If you look at my resume, I don’t really have any current Oracle certifications. So my answer may seem like sour grapes—but I’m not a fan of certifications. When I got my vision corrected (i.e., Intra-Lasik), I looked for someone who had done it a lot and that pro athletes and other doctors went to. Thus my personal selection criteria were competence and acknowledged experience—not cost or academic credentials. I believe the same in our industry. I have a PhD, but that means nothing to people who hire me. It’s what I’ve done and what I know that counts—not the paper on the wall. But meet your manager halfway, agree to attend the next expert training session for certification held in Hawaii or on a cruise ship. Don’t laugh, such events do exist. As for Tom Kyte, you are spot on—his books and blogs are pure gold.

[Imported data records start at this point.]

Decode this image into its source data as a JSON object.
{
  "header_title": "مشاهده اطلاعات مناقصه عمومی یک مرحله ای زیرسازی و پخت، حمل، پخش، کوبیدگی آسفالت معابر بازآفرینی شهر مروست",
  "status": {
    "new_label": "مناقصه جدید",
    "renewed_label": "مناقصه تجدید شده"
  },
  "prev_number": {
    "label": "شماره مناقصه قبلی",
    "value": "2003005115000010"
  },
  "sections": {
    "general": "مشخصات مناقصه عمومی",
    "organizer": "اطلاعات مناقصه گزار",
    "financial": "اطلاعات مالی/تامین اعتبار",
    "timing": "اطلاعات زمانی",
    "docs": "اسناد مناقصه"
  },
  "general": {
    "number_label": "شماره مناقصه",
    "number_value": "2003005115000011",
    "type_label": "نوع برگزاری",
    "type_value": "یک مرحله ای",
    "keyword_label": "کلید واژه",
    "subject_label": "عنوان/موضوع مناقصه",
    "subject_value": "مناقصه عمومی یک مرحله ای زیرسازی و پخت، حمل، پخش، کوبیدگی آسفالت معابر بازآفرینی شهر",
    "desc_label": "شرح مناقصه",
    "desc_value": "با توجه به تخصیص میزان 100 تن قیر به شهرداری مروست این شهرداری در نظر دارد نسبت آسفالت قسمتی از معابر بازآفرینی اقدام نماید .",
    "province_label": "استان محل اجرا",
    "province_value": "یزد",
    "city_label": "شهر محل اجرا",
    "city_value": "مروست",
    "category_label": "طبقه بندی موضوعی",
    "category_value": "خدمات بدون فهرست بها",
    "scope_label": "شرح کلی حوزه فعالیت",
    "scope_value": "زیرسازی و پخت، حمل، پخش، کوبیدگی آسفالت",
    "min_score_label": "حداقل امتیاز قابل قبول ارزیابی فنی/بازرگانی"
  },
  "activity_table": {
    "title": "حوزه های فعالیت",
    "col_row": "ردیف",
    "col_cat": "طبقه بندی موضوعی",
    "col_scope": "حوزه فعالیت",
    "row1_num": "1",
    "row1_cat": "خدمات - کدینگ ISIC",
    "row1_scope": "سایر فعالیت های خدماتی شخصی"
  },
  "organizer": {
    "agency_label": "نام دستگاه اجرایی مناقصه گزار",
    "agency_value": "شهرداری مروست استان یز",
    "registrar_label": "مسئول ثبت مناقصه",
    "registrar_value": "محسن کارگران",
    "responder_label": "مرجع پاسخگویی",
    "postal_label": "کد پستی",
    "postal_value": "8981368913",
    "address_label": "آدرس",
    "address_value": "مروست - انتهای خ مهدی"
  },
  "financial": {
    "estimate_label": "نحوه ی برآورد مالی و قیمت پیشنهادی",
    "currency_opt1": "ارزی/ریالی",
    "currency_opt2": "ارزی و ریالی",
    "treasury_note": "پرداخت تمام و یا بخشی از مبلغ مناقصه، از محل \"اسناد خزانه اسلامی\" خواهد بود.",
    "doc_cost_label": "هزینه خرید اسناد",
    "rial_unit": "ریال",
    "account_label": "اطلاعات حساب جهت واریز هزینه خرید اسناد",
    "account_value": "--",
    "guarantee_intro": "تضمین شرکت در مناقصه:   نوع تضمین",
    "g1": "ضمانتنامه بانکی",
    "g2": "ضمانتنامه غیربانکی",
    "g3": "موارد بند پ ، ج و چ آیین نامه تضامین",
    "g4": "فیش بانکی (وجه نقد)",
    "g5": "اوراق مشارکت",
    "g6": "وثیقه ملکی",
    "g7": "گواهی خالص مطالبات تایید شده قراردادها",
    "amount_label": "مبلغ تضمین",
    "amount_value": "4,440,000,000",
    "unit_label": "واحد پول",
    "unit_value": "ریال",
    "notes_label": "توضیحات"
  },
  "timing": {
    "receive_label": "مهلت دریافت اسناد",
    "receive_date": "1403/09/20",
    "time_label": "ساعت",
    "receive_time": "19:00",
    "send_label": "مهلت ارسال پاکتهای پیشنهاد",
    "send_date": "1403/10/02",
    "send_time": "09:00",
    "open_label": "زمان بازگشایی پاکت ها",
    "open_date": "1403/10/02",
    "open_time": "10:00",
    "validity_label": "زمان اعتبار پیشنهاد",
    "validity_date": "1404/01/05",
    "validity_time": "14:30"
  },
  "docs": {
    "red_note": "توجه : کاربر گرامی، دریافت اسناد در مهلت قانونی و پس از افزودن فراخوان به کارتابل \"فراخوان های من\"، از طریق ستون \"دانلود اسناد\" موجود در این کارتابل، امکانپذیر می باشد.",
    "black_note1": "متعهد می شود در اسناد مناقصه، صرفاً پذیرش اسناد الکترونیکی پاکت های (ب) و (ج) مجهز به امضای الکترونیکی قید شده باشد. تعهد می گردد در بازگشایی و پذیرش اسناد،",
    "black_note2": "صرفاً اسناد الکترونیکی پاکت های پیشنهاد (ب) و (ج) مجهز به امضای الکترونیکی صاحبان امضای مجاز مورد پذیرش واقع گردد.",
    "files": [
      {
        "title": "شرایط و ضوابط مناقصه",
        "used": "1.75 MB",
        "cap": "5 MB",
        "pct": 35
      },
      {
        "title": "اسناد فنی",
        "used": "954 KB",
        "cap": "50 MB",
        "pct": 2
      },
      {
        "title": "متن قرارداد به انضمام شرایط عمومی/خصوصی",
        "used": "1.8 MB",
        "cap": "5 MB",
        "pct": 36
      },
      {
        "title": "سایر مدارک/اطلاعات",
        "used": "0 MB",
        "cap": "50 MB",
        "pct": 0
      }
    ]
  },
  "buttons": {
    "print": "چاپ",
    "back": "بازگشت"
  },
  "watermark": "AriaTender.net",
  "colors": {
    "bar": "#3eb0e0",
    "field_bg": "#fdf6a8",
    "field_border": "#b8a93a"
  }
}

Thanks for answering all my cheeky questions today. I’m always interested in buying a good Oracle book. Do you have some personal favorites that you can recommend?

There are tons of people writing Oracle books these days—and four whom I’ve worked with personally and respect (i.e., I learned a lot). For anything PL/SQL related, Steven Feuerstein is the man. For general DBA texts, Mike Ault is a safe bet. For RAC specific, Murali Vallath is second to none. And for anything performance or tuning related I look to Guy Harrison. In fact, Guy has a new book coming out next year that will become the best single reference book for any Oracle professional. I also like Cary Millsap—especially for his Method R trace file tuning approach. But I’ve not had the privilege of working with Cary; I’ve just attended his sessions and classes, and have had numerous lunches with him. There are lots of other great Oracle authors—so don’t restrict yourself to my short list.